April 17, 2019. Sarasota Herald-Tribune.

SARASOTA — The city is considering establishing an additional affordable housing fund requested by a community group championing efforts to address the shortage of workforce housing in the area.

The Sarasota City Commission earlier this week unanimously directed its staff to explore setting up a housing opportunity fund with a dedicated revenue source to help pay for affordable housing projects. The fund would be an addition to an already established trust fund the city dips into for such projects, supported by developer contributions, city administrators said at the board’s Monday meeting. The commission wants staff to research revenue streams that could be used to replenish the potential new fund on an annual basis and see how much the current fund garners to prevent duplication.

Sarasota United for Responsibility and Equity — or SURE for short — is the faith-based, nonprofit that works with the community’s underprivileged that has been requesting the fund supporters say should include an annual balance of $5 million. SURE’s previous lobbying for the $5 million trust fund to alleviate economic stress on thousands of families in the area one paycheck away from losing their homes had fallen on deaf ears until Commissioner Hagen Brody promised to bring the idea up for discussion on Monday. The meeting drew more than 100 SURE members.

“We have actually a lot of the pieces in place that they are seeking to implement, and I think their ideas are good and valid and worth our consideration,” Brody said Monday.

SURE is seeking the fund and a board to oversee it. The city’s existing affordable housing board was floated as the entity that could help make spending recommendations to the commission.

“We need a commitment from our city to make sure that building affordable housing is a viable option for developers, and a dedicated revenue stream would provide the city, you, with a tool to give builders and developers the ability to actually build affordable housing, and it would do it year after year,” said Ryan McBride, SURE member and pastor of 12 Springs Church in the Rosemary District.

“Affordable housing really shouldn’t depend on a surplus in the budget or a sudden increase in money here and there,” McBride added. “It works fine in those moments or when times are good, but during those lean budget years, when there’s not a surplus in money, housing development is often needed the most in those moments and you don’t have it if you haven’t decided on a dedicated revenue source.”

According to data collected by SURE, 75,000 families in Sarasota County spend a third of their income on housing. Of those, nearly 15,000 families make less than $42,000 annually and spend half of their income on housing. Those households are one paycheck away from homelessness, according to SURE.

Some of those families are members of McBride’s church, he said. One member is considering living out of a van to survive, because housing costs in the area are too high.

Roughly 800 communities across the country have addressed their affordable housing crises by establishing “Affordable Housing Trust Funds,” said Richard Miller, a member of First Congregational United Church of Christ in Sarasota. The funds have sparked economic activity by leveraging $8 for every $1 invested by a local government both McBride and Miller said. The fund would help build housing for families who make $25,000 to $42,000 annually, they said.

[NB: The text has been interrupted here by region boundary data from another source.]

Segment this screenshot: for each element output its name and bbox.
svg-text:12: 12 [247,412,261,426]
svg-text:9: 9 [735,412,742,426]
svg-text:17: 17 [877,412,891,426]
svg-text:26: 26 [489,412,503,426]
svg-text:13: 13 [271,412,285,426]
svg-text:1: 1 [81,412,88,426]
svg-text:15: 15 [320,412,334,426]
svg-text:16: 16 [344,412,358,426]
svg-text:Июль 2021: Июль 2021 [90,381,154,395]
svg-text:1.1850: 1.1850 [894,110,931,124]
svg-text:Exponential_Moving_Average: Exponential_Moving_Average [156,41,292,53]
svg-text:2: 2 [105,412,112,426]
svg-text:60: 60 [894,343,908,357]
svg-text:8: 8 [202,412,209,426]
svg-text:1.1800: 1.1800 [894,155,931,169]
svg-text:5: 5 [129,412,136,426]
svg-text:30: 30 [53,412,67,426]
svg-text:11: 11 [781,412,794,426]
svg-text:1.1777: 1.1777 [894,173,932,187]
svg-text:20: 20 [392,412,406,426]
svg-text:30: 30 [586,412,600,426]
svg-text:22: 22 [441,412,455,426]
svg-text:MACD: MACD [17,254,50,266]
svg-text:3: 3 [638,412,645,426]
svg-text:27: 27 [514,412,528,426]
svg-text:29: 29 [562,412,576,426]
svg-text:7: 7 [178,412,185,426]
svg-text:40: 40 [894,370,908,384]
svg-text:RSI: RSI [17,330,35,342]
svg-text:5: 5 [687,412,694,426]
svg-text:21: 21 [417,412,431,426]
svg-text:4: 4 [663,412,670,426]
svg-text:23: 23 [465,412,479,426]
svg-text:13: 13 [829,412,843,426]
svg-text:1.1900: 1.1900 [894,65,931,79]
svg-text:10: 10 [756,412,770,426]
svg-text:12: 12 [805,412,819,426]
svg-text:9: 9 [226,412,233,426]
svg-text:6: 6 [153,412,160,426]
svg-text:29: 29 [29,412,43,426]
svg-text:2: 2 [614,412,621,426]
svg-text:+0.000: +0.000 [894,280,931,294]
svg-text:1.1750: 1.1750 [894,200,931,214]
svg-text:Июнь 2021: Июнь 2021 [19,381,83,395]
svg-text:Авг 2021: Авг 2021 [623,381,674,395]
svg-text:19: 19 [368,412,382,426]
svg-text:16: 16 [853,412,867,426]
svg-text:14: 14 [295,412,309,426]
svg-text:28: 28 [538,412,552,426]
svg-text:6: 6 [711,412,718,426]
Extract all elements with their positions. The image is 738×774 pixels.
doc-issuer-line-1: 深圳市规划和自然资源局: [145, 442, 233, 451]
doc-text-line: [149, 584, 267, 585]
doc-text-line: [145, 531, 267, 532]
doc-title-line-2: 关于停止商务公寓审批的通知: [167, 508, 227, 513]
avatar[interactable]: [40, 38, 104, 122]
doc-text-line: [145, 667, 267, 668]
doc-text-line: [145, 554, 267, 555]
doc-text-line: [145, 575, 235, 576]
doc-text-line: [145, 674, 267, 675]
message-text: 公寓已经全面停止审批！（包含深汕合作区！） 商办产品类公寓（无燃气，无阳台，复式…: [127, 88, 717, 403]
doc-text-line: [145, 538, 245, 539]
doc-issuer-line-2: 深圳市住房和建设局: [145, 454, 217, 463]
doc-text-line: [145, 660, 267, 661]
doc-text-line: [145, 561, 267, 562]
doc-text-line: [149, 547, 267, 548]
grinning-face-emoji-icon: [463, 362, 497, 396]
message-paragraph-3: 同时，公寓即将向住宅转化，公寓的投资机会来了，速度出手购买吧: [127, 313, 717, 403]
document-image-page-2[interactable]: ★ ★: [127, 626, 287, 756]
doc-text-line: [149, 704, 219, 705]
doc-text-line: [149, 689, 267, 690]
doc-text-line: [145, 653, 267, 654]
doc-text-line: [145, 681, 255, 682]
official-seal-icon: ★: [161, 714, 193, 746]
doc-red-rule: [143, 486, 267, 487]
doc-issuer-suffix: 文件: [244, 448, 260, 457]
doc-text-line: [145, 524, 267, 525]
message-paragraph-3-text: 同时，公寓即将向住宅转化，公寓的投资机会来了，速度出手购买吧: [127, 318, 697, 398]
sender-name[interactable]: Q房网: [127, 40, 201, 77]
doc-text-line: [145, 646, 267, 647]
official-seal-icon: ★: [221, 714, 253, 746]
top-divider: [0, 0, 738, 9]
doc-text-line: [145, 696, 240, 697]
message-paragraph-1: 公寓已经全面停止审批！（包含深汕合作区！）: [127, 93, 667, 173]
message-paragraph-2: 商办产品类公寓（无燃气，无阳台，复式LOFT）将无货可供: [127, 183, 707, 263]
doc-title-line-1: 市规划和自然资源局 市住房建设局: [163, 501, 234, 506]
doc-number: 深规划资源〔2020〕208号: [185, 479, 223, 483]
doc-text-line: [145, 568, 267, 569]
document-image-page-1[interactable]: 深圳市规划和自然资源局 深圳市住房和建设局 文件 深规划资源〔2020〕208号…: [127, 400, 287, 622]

SURE estimates the fund could leverage an additional $40 million in public and private investments to build 500 affordable housing units each year.

“We believe it’s a very urgent crisis, and it’s only getting worse,” Miller said.

With rent and home prices continually rising, the commission in December approved recommendations from affordable housing experts in an effort to create more workforce housing in the area. In the coming months, city staffers are to present a comprehensive plan that could incorporate many of the recommendations, officials said Monday.

The commission in December unanimously approved a series of recommendations from the Affordable Housing Advisory Committee — a board required by the state to review a jurisdiction’s established policies, procedures, ordinances and land development regulations to recommend actions to create affordable housing — aimed at helping foster workforce housing in a market where costs are rapidly increasing. It also approved a plan from the Florida Housing Coalition to confront the crisis the area has been trying to combat for decades.

Recommendations the commission accepted months ago include: reducing parking and setbacks and offering other structural bonuses, such as density, height and lot coverage for entities building workforce housing. The housing committee also recommended development near transportation hubs and major employment centers; considering adaptive reuses of defunct shopping centers for housing and allowing accessory dwellings, such as detached guest houses, to single-family homes that could be rented out for a fair price. The committee also suggested the city examine its inventory of surplus lands that could be suitable for affordable housing.

Home prices increased roughly 40 percent from 2012 to 2018, while household income has only risen 7 percent from $40,813 in 2012 to $43,477 in the fall of 2018, Jaimie Ross, president and CEO of the coalition, said in December, citing data from the U.S. Census Bureau’s American Community Survey and the Shimberg Center for Housing Studies.